Трубит ли рог, гремит ли гром,
Поёт ли дева за холмом —
На всякий звук
Свой отклик в воздухе пустом
Родишь ты вдруг.
Ты внемлешь грохоту громов,
И гласу бури и валов,
И крику сельских пастухов —
И шлёшь ответ;
Тебе ж нет отзыва… Таков
И ты, поэт!
- Naprawdę nie powinienem, nie chciałbym robić kłopotu..
Liam próbował na wszystkie sposoby przekonać panią Vanessę, że
wspólna kolacja nie jest dobrym pomysłem. Po pierwsze, Chantelle
była jego pacjentką, a to przekroczyłoby pewną granicę, którą
zawsze sobie wyznaczał, a po drugie – ona go po prostu nie
znosiła. Wiedział, że nie żywiła uczuć do nikogo, nawet z
rodziny, ale po wielu latach nauki widział, że podchodzi do jego
osoby szczególnie negatywnie.
- Bzdura. Chantelle się zgodziła, a ty w zasadzie jesteś już po
pracy, więc nie widzę żadnych przeciwwskazań – zapewniła go,
a on zamarł.
- Chantelle.. co zrobiła? - spytał, aby upewnić się, że dobrze
usłyszał.
- Powiedziała, że chce abyś został na kolacji. To coś dziwnego? -
Przerwała na chwilę wyjmowanie warzyw z lodówki i odwróciła się
w jego stronę. Zauważyła, że to nieco go zdziwiło, więc
chciała wiedzieć dlaczego. Każda opinia doświadczonego terapeuty
na temat jej córki była dla niej ważna.
- Po prostu.. - Liam zawahał się, ale ostateczną decyzję podjęła
wibracja telefonu. Przypomniało mu się w ostatnim momencie. -
Umówiłem się z ojcem, że zjemy dziś razem.
Vanessa
na chwilę spochmurniała, ale do głowy przyszedł jej świetny
pomysł.
- W takim razie możesz go zaprosić. Jedzenia starczy dla wszystkich,
o ile oczywiście nie pokrzyżuje to zbytnio waszych planów..

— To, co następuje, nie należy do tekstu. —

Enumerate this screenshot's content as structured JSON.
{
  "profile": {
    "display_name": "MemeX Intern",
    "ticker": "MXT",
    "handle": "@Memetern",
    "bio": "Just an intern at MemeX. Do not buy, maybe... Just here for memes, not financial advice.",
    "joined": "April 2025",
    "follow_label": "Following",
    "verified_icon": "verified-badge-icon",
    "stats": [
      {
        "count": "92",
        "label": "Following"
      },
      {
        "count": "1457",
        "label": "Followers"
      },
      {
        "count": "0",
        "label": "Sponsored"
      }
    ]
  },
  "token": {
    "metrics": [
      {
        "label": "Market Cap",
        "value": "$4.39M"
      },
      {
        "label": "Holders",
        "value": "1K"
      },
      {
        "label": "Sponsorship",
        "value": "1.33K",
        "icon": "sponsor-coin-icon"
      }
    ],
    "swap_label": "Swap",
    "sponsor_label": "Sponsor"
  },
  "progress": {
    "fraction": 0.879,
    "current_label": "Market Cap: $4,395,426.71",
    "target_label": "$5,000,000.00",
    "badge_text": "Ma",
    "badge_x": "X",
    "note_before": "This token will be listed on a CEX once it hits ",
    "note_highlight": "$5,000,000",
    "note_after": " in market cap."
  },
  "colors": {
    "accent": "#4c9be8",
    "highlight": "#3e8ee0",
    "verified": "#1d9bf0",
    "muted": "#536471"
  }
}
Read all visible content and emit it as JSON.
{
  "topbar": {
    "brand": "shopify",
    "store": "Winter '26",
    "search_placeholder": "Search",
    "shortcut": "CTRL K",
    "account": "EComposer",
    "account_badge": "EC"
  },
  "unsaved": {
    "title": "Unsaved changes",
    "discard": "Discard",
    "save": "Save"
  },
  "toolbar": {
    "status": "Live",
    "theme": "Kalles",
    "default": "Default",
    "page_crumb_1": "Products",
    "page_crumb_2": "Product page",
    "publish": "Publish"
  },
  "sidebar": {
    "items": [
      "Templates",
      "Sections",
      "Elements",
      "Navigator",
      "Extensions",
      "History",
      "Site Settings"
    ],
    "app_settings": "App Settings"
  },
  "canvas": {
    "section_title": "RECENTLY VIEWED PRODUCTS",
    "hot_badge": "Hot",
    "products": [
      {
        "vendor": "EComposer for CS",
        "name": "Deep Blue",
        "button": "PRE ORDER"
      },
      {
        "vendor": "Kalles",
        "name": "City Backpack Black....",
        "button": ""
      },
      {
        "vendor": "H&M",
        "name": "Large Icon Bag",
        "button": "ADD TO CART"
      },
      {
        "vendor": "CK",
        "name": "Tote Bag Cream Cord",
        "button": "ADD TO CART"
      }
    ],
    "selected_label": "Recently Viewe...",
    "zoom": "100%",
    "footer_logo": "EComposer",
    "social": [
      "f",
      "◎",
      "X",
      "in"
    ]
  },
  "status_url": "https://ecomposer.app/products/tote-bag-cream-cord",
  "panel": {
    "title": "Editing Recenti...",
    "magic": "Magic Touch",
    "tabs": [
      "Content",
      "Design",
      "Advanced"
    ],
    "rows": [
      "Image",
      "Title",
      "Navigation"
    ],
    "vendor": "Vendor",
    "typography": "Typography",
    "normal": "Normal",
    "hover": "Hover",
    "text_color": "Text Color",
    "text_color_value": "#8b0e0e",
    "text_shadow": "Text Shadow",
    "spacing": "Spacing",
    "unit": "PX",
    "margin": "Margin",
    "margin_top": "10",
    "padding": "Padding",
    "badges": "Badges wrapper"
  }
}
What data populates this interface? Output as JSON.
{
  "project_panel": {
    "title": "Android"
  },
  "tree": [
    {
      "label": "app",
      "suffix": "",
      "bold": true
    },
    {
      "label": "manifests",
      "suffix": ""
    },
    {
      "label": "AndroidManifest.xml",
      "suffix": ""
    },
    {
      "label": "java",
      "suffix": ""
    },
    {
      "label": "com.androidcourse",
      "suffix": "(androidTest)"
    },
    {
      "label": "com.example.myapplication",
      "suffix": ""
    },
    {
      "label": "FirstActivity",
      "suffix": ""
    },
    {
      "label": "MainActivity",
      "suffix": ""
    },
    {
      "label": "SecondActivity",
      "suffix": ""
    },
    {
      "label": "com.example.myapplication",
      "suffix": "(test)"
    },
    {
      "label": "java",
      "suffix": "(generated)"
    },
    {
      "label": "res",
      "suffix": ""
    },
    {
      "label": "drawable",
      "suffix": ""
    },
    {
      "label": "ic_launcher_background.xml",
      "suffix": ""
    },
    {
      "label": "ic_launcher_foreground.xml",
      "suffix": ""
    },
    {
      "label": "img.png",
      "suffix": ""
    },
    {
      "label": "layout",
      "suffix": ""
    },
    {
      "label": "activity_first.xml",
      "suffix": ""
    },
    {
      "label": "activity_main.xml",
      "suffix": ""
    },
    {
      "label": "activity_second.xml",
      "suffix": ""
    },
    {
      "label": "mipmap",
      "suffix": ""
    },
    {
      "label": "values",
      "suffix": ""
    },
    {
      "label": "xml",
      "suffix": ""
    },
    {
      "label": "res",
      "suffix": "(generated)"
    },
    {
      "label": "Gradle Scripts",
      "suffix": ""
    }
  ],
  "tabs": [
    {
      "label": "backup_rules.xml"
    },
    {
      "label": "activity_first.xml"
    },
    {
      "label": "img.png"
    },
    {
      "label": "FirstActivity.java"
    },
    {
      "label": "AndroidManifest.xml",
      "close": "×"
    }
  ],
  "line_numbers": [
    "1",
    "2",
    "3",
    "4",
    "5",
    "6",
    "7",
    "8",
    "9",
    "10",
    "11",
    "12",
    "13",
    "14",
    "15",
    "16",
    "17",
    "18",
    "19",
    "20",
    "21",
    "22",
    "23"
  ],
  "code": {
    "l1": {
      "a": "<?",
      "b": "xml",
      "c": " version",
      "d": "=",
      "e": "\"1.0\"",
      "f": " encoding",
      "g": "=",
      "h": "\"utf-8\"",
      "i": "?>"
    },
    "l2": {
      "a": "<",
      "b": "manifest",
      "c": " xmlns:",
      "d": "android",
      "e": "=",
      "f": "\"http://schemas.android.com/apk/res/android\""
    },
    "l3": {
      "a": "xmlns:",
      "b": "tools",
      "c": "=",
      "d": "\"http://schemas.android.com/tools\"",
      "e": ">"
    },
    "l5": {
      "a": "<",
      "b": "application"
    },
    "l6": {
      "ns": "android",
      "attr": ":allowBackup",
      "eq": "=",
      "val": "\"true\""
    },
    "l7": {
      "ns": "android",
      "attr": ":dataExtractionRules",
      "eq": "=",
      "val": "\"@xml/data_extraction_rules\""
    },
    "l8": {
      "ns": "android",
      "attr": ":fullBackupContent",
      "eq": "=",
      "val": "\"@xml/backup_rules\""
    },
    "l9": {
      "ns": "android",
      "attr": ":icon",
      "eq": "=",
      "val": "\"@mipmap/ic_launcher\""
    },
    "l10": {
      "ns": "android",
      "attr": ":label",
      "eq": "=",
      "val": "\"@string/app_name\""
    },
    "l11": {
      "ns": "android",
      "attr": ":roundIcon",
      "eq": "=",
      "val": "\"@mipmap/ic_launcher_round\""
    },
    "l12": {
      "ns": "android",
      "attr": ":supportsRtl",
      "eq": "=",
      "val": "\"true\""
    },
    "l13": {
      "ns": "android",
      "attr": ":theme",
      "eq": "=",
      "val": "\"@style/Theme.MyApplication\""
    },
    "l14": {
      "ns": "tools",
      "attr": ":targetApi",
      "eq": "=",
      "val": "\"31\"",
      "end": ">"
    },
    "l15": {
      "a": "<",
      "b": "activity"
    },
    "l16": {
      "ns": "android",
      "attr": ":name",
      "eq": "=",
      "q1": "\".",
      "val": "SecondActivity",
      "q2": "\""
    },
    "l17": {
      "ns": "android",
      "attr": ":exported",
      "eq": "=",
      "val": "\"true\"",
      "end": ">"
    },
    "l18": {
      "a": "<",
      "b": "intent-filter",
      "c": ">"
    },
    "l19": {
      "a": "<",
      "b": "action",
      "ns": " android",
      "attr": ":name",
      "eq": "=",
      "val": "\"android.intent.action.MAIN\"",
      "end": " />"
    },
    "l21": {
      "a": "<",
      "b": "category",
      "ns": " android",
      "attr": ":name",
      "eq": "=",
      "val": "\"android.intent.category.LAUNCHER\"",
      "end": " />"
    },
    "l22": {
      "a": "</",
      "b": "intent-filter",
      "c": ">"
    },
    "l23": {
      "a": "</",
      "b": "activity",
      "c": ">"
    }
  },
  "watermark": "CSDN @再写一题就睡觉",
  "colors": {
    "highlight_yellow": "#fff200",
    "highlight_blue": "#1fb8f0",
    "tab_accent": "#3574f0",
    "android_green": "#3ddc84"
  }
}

- No cóż, jeśli pani nalega, mogę do niego zadzwonić, ale
naprawdę uważam..
- Świetnie!- wykrzyknęła, przerywając mu wpół zdania. Wyjęła
jeszcze jednego pomidora i główkę sałaty. - W takim razie zaproś
go na osiemnastą, powinnam zdążyć. Możesz poczekać tutaj,
pooglądać telewizję w salonie, albo.. pójść do Chantelle. Nie
jest zbyt rozmowna, ale te twoje sztuczki czasami na nią działają,
więc może tak będzie i tym razem.
Liam
uniósł jeden kącik ust do góry i wyciągnął z kieszeni telefon.
Napisał do ojca krótkiego esemesa z adresem i godziną, nie
tłumacząc zbyt wiele. Kiedy dostał odpowiedź, poczuł się jakby
nagle w żołądku urosła mu kula lodu. Rozejrzał się dyskretnie
dookoła, tak żeby pani Gray nie nabrała podejrzeń. Ta kuchnia..
Nowa posadzka w korytarzu..
Nie,
to nie może być prawda.
xxx
- Naprawdę cieszę się, że pan przyszedł – powiedziała Vanessa,
kiedy siedzieli już przy stole. Powtórzyła to po raz kolejny tego
wieczoru, ale to była szczera prawda. Kiedy otworzyła mu drzwi,
niemal zwaliło ją z nóg. Był przystojny, sympatyczny i jak się
później okazało – bardzo zabawny. Opowiadał im jakieś
śmieszne rodzinne anegdotki, które cały czas wpędzały Liama w
zakłopotanie.
- Cała przyjemność po mojej stronie – odpowiedział, a Vanessa
oblała się rumieńcem. Wbiła wzrok w kurczaka na swoim talerzu i
zakryła twarz włosami, ale jej reakcja nie uszła uwadze jej
córki, która tylko wywróciła oczami.
- Pójdę do siebie – mruknęła, wstając od stołu. Liam
zareagował niemal natychmiast, łapiąc ją w ostatniej chwili za
nadgarstek, a ona pod wpływem nagłego dotyku wypuściła z ręki
szklankę, która roztrzaskała się na małe kawałeczki. Dorośli
podskoczyli z zaskoczenia, natychmiast zabierając się za
sprzątanie, ale pozostała dwójka nie mogła się ruszyć.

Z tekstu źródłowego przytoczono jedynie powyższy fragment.